Perhaps I should not bereave so, my mind tells me - Galadriel is, after all, sure to come upon more joy on the western shores than in the fading lands of Men, and I would grudge her no little pleasure that once she rejoiced in here, with me. And it was not as if she had simply departed that one day; she had drifted, deliberately as she had done all, with her own leave-taking in mind at the end. I know not if she did it out of her love for me, or the waning thereof. Sometimes, though, the fact that she had sunk - or risen, perhaps - out of my reach so slowly, so inexorably, wreaks the most grief on my heart. That my love for her had once been enough to keep her with me through the ages, and so soon became inadequate.

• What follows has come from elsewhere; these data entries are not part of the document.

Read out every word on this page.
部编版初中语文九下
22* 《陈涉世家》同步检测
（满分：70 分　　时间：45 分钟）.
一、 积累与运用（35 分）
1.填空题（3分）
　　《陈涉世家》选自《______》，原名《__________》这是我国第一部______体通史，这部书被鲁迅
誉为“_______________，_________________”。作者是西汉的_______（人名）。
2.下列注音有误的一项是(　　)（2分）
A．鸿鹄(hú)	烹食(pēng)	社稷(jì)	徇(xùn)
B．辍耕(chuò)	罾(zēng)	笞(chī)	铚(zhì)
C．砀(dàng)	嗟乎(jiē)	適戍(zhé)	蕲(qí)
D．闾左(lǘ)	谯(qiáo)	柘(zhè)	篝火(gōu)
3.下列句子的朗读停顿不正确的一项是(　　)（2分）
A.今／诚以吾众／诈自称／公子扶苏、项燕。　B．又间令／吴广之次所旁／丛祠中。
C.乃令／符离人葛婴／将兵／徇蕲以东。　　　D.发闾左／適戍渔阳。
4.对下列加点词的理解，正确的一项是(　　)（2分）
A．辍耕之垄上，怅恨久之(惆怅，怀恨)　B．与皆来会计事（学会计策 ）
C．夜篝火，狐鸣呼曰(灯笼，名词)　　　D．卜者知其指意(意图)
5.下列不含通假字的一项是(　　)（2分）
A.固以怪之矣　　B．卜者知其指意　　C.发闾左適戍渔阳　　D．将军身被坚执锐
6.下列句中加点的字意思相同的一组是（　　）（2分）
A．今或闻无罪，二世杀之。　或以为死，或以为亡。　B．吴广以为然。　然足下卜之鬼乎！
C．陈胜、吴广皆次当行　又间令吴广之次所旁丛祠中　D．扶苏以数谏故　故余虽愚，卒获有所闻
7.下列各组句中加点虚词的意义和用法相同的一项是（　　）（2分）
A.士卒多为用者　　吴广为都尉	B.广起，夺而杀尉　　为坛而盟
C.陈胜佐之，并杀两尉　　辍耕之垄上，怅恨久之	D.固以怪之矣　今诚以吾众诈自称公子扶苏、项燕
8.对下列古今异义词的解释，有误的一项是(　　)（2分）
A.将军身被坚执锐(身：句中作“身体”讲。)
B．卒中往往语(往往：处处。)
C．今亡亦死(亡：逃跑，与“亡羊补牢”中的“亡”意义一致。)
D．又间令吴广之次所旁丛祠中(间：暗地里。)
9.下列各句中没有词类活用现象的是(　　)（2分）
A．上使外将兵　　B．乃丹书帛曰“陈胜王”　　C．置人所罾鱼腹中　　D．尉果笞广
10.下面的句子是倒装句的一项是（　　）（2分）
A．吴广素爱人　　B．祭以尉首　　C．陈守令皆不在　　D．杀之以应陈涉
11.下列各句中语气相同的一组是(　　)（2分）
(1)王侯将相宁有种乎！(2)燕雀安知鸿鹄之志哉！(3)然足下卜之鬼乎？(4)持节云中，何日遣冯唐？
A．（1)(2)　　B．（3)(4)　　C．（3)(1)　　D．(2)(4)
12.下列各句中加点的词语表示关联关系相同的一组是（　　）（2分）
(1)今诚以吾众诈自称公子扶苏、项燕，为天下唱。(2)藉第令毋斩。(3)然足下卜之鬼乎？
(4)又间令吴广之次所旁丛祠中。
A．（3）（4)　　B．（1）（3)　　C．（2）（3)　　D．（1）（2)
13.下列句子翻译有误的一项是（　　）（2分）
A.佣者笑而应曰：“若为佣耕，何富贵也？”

I cannot forget my own sorrow now, wandering among the senescent lands of once-bountiful Imladris among what remains of my kin. Lorien was as in a stasis, unchanged over the years that passed, and mayhap in that lies some of my sorrow. I was the lord of Lorien, the soul of the mellyrn, and I did not, could not change as the Ring of Water wrought its own changes on Galadriel. So often would she tell me: "To bear a Ring of Power is to be alone."

I would say in kind, "Let another bear it, and be alone no longer. Be with me."

But she would not, and it wearied her soul and her mind to no purpose, no end. And in the end, still she bore her Ring, and cut me adrift in its stead.

In her place, I put this land - my home - where I will stay, and defend it until all has come to pass and the world come to an end. And until then, I will linger with my hope, mingled with the sorrow that is ever clearer without her presence, and wait for a time when I will meet her again, if that time should come.